Avec des températures élevées et une faible pluviométrie, les situations de sécheresse ne sont pas rares dans la plaine du Roussillon. Leur fréquence et intensité risquent de s’accroître dans le contexte du changement climatique, avec en conséquence une augmentation des besoins en eau. De plus, vu la faible altitude de son littoral, la plaine peut être touchée par la hausse du niveau marin avec un risque de salinisation accrue des eaux souterraines.

Un aquifère vulnérable et insuffisamment connu

Le principal aquifère de la zone est appelé "Plio-Quaternaire", nom caractérisant la période la plus récente de notre histoire géologique. Comme dans un mille-feuilles, les nappes d’eau s’écoulent dans des couches superposées sur une épaisseur de 250 m. Or, les connaissances scientifiques méritent d’être affinées sur cet aquifère, qui subit une baisse généralisée de son niveau de remplissage. Jusqu’où s’étend le réservoir sous la mer et l’eau y est-elle douce ? Quelles sont les interactions avec les aquifères environnants et avec la mer ? Quels sont les risques de salinisation, dans le contexte d’élévation du niveau marin ? Comment vont évoluer les besoins en eau ? Comment utiliser au mieux les nouvelles technologies pour un outil de gestion en temps réel de la ressource ?

Le projet Dem’Eaux Roussillon va répondre à ces questions, avec la participation de près de dix partenaires régionaux. Les compétences mobilisées couvrent la géologie, la géophysique, la géochimie, l’hydraulique, l’hydrologie, l’économie, l’optronique, l’instrumentation, l’imagerie spatiale et l’informatique.

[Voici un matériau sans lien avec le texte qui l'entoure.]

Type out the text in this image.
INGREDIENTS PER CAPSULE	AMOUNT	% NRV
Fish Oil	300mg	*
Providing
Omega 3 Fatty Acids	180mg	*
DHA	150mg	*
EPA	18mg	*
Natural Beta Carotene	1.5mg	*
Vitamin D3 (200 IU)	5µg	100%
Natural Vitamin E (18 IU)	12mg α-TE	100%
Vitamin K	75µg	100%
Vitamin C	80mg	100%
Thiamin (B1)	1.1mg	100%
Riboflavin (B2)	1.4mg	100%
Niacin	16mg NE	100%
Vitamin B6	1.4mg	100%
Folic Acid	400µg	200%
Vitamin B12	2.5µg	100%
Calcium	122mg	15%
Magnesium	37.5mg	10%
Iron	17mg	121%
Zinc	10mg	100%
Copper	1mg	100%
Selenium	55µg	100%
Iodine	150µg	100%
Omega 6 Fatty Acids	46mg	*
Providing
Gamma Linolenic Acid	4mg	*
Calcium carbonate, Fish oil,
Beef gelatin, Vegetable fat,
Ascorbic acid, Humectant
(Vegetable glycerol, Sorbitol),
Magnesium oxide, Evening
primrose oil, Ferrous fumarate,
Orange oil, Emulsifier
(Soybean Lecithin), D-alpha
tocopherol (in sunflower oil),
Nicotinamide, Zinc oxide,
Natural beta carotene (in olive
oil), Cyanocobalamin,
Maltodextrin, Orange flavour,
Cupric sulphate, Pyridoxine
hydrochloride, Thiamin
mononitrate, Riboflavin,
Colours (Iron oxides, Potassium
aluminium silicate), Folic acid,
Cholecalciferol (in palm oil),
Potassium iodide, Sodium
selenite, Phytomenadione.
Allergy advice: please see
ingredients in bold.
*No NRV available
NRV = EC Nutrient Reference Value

La plaine du Roussillon est bordée par les Pyrénées à l’ouest, le massif des Corbières au nord et la Méditerranée à l’est. © BRGM

La plaine du Roussillon est bordée par les Pyrénées à l’ouest, le massif des Corbières au nord et la Méditerranée à l’est. © Laura Baillet

Qu’est-ce qu’un aquifère ?

Les formations géologiques qui contiennent des eaux souterraines exploitables sont appelées aquifères. L’aquifère est un contenant, la nappe est son contenu. Les nappes ne sont pas des lacs souterrains: l’eau qui circule occupe en réalité les vides de la roche (pores, fissures, fractures).

À PROPOS DU PROJET

Le projet Dem’Eaux Roussillon durera jusqu’en 2019. Il mobilise des organismes de recherche (BRGM – coordinateur, Irstea, les Universités de Montpellier et de Perpignan Via Domitia), des entreprises spécialisées en géosciences (BRL Ingénierie, FUGRO Geoter et Yellowscan) et en informatique (Synapse), ainsi que les gestionnaires de la ressource en eau du territoire (Syndicat Mixte des Nappes de la Plaine du Roussillon et Syndicat Mixte du Bassin Versant de la Têt). D’un montant de 5,8 millions d’euros, son financement est assuré à 4% par l’Etat, à 12% par la Région Occitanie / Pyrénées-Méditerranée (dans le cadre du Contrat de Plan Etat-Région 2015-2020), à 17% par le fonds européen FEDER, à 15% par l’Agence de l’eau Rhône-Méditerranée-Corse, à 5% par la Communauté d’Agglomération de Perpignan et à 4% par le Conseil Départemental des Pyrénées Orientales. Le reste du financement du projet (soit 45%) est apporté grâce à la participation financière de la plupart des partenaires.